Monday, February 18, 2013

thoughts on threats and violence.

Today's MVP (most vicious pig) award goes to:

That lady.

I don't know what her deal is, but hot damn.

First, she spent all last week complaining the the housekeepers were servicing her room when she didn't want it. She didn't want people touching her stuff.

Then over the weekend, she was complaining that her room hadn't been serviced. AS SHE REQUESTED. The weekend person told her that her shit was all over the place and the housekeeper can't service a room when a person's personal belongings are sprayed all over the place.

[Take a note next time you're in a hotel. Housekeeping will NEVER move your stuff. They have to clean around it. So, if you leave your suitcase on the bed, you're fucked.]

Then, she was pissed that there was no juice HALF AN HOUR after breakfast ended. Usually I'm pretty lax about shutting things down, I like to wait 10-15 minutes for those last-minute kind of jerks. But half an hour is no longer gracious, it's sloppy. Next time set an alarm, lady!

The next issue on her agenda was to accuse the hotel of screwing her out of a day. She kept saying "I checked in on a Sunday and paid for eight days, that means my checkout is Tuesday." No. This is how numbers on a calendar work: 8 days = 1 day + 1 week. Sunday + 1 day = Monday, Monday + 1 week = MONDAY. One week after Monday is Monday. There is no arguing with that, but oh holy hell she tried.

Then, she wanted a free day. She felt she should be comp'd "for all her troubles." Yeah... no.

Then, this is where things got ugly, she wanted to stay another day but she wasn't going to pay. She wanted to speak to the manager, but since we couldn't make that happen for her she insisted on staying without payment. Abso-fucking-lutely not. I got the "I'm a single mother with 2 kids, I have class, I can't pay, so I'm going to stay and you can't stop me" speech.

Funny thing is, I can stop her. I wonder if people realize that about hotel properties? It's not YOUR property, your rights are seriously limited. I don't like to flex my legal muscles, but the law is mostly on my side and I take threats seriously. She threw a pen at me and called me a bitch. I thought the bitch thing was funny, I told her "thank you" which really seemed to set her off, but I draw a very serious line when it comes to physical contact and the pen more than crossed it.
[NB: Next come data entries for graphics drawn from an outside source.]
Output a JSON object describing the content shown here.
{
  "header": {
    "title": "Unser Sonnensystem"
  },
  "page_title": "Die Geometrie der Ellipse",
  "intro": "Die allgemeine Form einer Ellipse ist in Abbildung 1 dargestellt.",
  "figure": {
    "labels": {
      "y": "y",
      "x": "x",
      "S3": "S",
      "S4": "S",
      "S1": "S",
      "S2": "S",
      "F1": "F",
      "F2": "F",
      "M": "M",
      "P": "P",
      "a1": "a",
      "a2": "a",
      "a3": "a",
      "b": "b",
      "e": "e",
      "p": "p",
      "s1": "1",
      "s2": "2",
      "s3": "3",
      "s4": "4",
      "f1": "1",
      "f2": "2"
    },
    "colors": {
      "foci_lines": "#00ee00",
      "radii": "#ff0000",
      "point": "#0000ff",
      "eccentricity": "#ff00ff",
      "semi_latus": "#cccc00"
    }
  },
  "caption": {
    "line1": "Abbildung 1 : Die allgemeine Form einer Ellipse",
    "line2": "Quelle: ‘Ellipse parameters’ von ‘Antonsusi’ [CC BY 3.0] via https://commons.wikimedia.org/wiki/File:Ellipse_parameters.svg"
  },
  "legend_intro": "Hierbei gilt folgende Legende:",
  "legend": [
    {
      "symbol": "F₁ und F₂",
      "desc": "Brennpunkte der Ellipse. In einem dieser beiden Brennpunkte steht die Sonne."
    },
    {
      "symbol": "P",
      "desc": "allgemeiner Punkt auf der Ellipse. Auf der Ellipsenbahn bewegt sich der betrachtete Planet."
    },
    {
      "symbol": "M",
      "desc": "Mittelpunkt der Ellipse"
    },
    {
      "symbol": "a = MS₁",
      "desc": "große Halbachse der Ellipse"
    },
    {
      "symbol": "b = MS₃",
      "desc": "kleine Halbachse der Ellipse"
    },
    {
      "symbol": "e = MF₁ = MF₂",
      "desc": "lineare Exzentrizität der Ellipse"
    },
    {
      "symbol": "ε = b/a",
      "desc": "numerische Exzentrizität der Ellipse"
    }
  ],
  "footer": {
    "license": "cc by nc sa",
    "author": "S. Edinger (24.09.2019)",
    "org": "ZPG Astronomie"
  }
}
There's a certain degree of bullshittery that follows this job, but I have a seriously low threshold when dealing with threats of any nature, it's a slippery slope allowing any person at any time to treat me badly when I know first-hand how ugly things can get. I allow my guests exactly one chance to carry themselves respectably in my presence, and after that the smallest infractions are treated with a swift response.

Throw a pen at me, get a rap sheet. I don't fuck around.

Today's Most Vicious Pig gets to find that out the hard way.

Monday, February 4, 2013

on ethics and ethical codes.

For the love of God,

Please,

[to anyone who ever stays at a hotel ever]

{I really mean EVER... even if you read this 1,000 years from now}

do not, I repeat: DO NOT

wait until check-out time to report problems in your room.

Okay okay, I take that back (kinda). If it's a minor problem and it didn't affect your stay, then yeah... you can mention it at check-out. You probably think you're doing the hotel a favor (and you totally are, so thanks).

HOWEVER.

If it's big. If it's serious. If you think you deserve compensation for the diminished quality of your room, listen up:

DON'T WAIT UNTIL CHECK-OUT.

There is nothing anyone at the front desk can do for you. There is nothing management can do for you. Even if you got your entire room for entirely free, that will NEVER [ever] erase the bad feelings you had during your stay. So please,

please,

do yourself (and the hotel) a favor and report that shit STAT.


*****

Walked into work to find a stack of paper jammed into the fax machine: it was a district press release for a certain hotel chain that I will not name. Boss is a franchise owner and he gets these all the time, but never this thick. Never this important.

It was basically the minutes from the last meeting of the Board of Directors in which it was found that a certain someone had committed 11 violations against the corporation's code of ethics. Eleven violations and he still holds his job.

The details of the case are seeeeeeriously disturbing, not even taking into account the financial implications this will have to franchise owners. It sounds like a nasty legal battle, but I guess it hasn't gone public yet because all my Google searches have come up empty.

I'd hate to be the one to break this news to the world, so I'll stay mum on the details.

The lesson of this story is: damn I am glad I am not in management. Also, note to self: never join a board. Ever.

Since switching my interest to human resources, I've been tingling with excitement realizing how perfect this shit actually is for me. Lots of rules, a heavy dose of law, checklists galore. I am so glad to be done with the business-end of business.